Cuando oí que la puerta se cerraba salté de la cama y, tras comprobar que mi hermano estaba ya frente a la pantalla, comencé a registrar la casa. No logré mi objetivo al primer intento y cuando mi padre regresó con más cosas volví a mi sitio fingiendo que el dolor no había cesado. Mi padre lo atribuyó a que me había atiborrado de golosinas, me dio un beso apresurado y volvió a salir.
Fue al tercer intento, el último, cuando lo encontré. Y no era una cajita, sino un diario. Mi padre lo había guardado dentro de un pequeño baúl que estaba sobre el armario de su dormitorio, antes conyugal. Era negro y con el canto de las páginas dorado, un detalle extravagante que pretendía añadir solemnidad a una factura de plástico tosco en la que las letras habían ya comenzado a despintarse. Ni siquiera en la noche de reyes el corazón me había palpitado tan rápido y con tanta intensidad que cuando por primera vez lo tuve en las manos. Quizá fue en aquella ocasión cuando aprendí que las más grandes emociones, las que hacen que los latidos del corazón se desboquen, no son solo las buenas sino también las que anticipan desastres.

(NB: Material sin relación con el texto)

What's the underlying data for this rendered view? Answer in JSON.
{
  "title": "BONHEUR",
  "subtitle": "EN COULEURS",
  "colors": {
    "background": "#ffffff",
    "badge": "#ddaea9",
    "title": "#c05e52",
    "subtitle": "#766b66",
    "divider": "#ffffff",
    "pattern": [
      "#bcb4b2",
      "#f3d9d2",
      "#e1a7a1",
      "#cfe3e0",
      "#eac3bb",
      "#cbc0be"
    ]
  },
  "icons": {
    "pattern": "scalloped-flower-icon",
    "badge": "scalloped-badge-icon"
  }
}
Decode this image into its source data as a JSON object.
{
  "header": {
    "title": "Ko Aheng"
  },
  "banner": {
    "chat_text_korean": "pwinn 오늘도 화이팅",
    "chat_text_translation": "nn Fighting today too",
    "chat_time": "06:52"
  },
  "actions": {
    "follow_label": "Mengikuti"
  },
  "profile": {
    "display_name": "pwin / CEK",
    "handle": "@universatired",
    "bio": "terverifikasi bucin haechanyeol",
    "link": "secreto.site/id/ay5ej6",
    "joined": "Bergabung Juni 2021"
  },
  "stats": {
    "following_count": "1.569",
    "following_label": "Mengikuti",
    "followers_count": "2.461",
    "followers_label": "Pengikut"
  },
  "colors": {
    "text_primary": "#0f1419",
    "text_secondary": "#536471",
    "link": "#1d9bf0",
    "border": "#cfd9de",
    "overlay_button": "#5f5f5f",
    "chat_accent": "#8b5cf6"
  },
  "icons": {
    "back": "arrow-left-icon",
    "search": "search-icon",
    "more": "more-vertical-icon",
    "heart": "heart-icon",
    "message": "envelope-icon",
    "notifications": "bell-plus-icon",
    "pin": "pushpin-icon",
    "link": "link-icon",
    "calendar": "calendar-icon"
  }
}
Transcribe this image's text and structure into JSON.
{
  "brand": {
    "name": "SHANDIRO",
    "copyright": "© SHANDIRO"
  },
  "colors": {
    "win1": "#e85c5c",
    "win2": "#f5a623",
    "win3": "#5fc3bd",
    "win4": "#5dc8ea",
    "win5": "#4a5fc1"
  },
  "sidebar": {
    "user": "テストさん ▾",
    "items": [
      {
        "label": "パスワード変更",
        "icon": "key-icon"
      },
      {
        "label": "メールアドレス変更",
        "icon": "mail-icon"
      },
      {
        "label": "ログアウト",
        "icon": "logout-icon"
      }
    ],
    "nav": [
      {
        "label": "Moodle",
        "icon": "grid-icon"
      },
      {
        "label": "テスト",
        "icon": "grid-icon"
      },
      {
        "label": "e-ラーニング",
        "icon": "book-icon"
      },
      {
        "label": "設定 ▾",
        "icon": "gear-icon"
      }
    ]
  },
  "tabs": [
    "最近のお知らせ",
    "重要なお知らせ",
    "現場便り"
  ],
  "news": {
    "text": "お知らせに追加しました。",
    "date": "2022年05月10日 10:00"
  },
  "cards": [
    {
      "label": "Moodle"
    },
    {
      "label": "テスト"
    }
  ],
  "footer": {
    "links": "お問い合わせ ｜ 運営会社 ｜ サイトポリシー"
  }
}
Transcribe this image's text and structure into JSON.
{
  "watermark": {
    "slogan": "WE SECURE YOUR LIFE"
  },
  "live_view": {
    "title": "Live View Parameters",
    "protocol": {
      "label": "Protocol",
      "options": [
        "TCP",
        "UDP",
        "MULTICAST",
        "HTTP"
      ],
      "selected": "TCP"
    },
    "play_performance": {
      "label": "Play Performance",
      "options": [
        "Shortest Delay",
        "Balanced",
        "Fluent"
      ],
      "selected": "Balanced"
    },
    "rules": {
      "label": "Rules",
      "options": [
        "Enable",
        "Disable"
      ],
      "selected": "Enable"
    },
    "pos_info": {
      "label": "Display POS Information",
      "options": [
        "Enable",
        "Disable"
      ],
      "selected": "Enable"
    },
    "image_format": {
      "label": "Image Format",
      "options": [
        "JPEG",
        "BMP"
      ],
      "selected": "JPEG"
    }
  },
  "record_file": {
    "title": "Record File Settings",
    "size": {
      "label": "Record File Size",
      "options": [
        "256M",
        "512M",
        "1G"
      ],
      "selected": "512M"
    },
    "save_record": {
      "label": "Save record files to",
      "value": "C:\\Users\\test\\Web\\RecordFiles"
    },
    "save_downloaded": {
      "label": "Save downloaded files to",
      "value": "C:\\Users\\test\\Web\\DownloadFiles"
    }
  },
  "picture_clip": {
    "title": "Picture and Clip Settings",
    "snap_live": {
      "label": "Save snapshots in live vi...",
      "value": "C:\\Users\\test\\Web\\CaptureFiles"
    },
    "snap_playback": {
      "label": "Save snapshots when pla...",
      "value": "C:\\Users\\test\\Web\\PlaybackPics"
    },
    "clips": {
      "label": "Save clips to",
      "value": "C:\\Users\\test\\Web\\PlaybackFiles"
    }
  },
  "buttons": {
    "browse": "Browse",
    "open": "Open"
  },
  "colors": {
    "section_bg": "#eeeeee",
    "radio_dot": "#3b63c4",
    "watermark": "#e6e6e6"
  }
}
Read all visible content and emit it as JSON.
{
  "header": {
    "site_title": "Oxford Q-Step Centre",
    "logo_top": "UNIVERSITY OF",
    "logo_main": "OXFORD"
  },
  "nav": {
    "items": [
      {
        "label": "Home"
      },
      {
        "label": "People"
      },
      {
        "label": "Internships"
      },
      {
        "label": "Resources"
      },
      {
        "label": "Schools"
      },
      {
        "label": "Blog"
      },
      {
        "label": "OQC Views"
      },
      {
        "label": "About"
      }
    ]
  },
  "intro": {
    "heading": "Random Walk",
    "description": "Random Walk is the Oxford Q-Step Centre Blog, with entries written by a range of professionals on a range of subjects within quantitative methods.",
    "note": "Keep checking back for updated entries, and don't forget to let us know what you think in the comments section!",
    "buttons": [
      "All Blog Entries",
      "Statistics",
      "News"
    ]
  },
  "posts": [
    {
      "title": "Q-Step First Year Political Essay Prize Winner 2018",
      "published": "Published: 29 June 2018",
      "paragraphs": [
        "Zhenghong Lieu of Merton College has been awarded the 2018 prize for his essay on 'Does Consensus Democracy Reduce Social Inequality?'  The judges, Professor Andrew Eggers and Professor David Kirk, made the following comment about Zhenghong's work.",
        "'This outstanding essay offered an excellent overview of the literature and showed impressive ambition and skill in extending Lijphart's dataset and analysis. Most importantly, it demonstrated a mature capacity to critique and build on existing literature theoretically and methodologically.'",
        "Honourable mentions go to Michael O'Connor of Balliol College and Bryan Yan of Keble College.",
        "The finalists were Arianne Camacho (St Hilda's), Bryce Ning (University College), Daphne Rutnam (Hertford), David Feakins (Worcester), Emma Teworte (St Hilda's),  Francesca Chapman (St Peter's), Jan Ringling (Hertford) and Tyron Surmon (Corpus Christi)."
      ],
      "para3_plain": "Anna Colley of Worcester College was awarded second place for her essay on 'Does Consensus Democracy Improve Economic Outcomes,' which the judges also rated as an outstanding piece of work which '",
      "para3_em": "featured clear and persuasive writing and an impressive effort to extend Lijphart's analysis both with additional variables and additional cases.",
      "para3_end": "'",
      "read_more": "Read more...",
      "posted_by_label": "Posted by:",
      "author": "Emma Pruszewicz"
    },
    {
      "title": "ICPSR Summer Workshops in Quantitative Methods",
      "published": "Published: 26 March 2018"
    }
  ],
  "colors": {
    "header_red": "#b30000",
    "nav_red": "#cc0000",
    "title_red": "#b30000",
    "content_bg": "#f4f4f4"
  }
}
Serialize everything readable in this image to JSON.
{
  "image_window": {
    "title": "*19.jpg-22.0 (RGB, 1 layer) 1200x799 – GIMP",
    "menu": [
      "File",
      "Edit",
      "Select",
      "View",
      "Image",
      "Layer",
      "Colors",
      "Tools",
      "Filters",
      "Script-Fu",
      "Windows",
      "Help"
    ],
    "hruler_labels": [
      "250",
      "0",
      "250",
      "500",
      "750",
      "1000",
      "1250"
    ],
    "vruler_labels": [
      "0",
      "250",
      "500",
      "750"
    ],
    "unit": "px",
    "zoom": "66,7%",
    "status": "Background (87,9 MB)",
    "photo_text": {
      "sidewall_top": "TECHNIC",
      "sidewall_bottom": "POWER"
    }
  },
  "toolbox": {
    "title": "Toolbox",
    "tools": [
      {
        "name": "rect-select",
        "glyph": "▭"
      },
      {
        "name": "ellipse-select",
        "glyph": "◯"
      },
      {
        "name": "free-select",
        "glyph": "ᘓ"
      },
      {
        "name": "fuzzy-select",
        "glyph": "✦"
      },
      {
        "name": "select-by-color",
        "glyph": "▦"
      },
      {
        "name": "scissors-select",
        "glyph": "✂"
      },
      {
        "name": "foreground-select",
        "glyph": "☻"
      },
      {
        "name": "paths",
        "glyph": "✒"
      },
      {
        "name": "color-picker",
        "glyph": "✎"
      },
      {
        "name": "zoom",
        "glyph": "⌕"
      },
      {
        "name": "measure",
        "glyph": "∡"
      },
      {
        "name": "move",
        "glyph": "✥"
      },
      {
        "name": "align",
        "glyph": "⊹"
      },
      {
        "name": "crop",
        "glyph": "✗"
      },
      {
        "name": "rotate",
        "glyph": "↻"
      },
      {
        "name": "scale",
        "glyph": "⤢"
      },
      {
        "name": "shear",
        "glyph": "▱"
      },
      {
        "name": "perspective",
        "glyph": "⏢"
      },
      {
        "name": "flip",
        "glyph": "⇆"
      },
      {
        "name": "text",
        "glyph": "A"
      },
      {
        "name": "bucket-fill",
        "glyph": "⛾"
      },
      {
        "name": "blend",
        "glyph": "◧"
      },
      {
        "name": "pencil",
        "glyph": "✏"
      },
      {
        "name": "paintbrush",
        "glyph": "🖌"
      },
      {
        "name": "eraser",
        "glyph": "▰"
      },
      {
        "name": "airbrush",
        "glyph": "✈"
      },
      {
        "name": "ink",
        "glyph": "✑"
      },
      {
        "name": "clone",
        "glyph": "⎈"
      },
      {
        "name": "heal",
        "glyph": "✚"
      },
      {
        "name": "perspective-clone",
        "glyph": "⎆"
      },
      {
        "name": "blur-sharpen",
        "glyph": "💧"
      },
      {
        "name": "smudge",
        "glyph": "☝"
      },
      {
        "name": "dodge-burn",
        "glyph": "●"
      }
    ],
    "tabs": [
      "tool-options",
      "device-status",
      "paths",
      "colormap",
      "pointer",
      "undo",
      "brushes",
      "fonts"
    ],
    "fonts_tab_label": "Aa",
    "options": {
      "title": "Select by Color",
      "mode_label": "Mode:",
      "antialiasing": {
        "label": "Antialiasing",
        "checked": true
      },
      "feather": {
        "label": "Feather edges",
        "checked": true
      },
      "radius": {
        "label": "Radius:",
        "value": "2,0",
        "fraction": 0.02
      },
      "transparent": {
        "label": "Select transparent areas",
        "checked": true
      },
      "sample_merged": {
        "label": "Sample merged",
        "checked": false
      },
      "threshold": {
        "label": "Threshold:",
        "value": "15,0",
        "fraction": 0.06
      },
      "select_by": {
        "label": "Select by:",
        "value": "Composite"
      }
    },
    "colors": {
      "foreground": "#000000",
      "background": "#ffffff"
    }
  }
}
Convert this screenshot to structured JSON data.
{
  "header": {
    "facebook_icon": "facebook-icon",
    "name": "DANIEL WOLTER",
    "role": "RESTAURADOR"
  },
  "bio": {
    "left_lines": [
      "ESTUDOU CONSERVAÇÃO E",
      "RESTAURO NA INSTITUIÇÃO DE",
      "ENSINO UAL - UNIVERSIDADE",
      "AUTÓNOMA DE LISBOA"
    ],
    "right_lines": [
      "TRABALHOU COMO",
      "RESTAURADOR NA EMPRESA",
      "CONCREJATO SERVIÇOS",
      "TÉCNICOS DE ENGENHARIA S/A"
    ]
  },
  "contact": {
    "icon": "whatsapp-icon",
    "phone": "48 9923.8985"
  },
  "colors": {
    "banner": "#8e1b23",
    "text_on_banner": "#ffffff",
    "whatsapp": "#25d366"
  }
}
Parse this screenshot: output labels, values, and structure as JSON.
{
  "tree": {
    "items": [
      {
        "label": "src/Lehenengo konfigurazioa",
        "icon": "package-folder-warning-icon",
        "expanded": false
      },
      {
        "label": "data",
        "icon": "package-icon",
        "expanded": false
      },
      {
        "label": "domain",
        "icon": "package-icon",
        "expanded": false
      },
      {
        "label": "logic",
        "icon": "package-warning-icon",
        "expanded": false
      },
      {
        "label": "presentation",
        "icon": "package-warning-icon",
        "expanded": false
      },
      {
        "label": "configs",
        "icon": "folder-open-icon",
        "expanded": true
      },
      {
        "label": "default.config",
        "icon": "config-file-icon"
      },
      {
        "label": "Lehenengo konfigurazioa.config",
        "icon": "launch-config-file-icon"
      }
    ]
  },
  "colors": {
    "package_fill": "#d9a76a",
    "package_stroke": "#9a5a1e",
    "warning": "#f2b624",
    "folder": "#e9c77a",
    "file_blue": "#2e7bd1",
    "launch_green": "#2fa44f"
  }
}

En los días que vinieron a continuación aproveché cada momento en que mi padre no estaba en casa para volver a su cuarto, coger el diario y leer un poco más. Y esa historia, la verdadera historia de mi padre, alteró mi identidad y mi existencia para siempre. Fueron aquellas palabras garabateadas por él las que me arrancaron a tirones de aquella infancia que no había acabado de tener. Sobre todo cuando leí con espanto que mi madre no había muerto al nacer mi hermano. Que no era verdad que la vida se le había ido alumbrándole. Que murió mucho más tarde. Que durante unos años yo hubiera podido seguir abrazándola, escuchándola, impregnándome de su perfume de limón y cedro.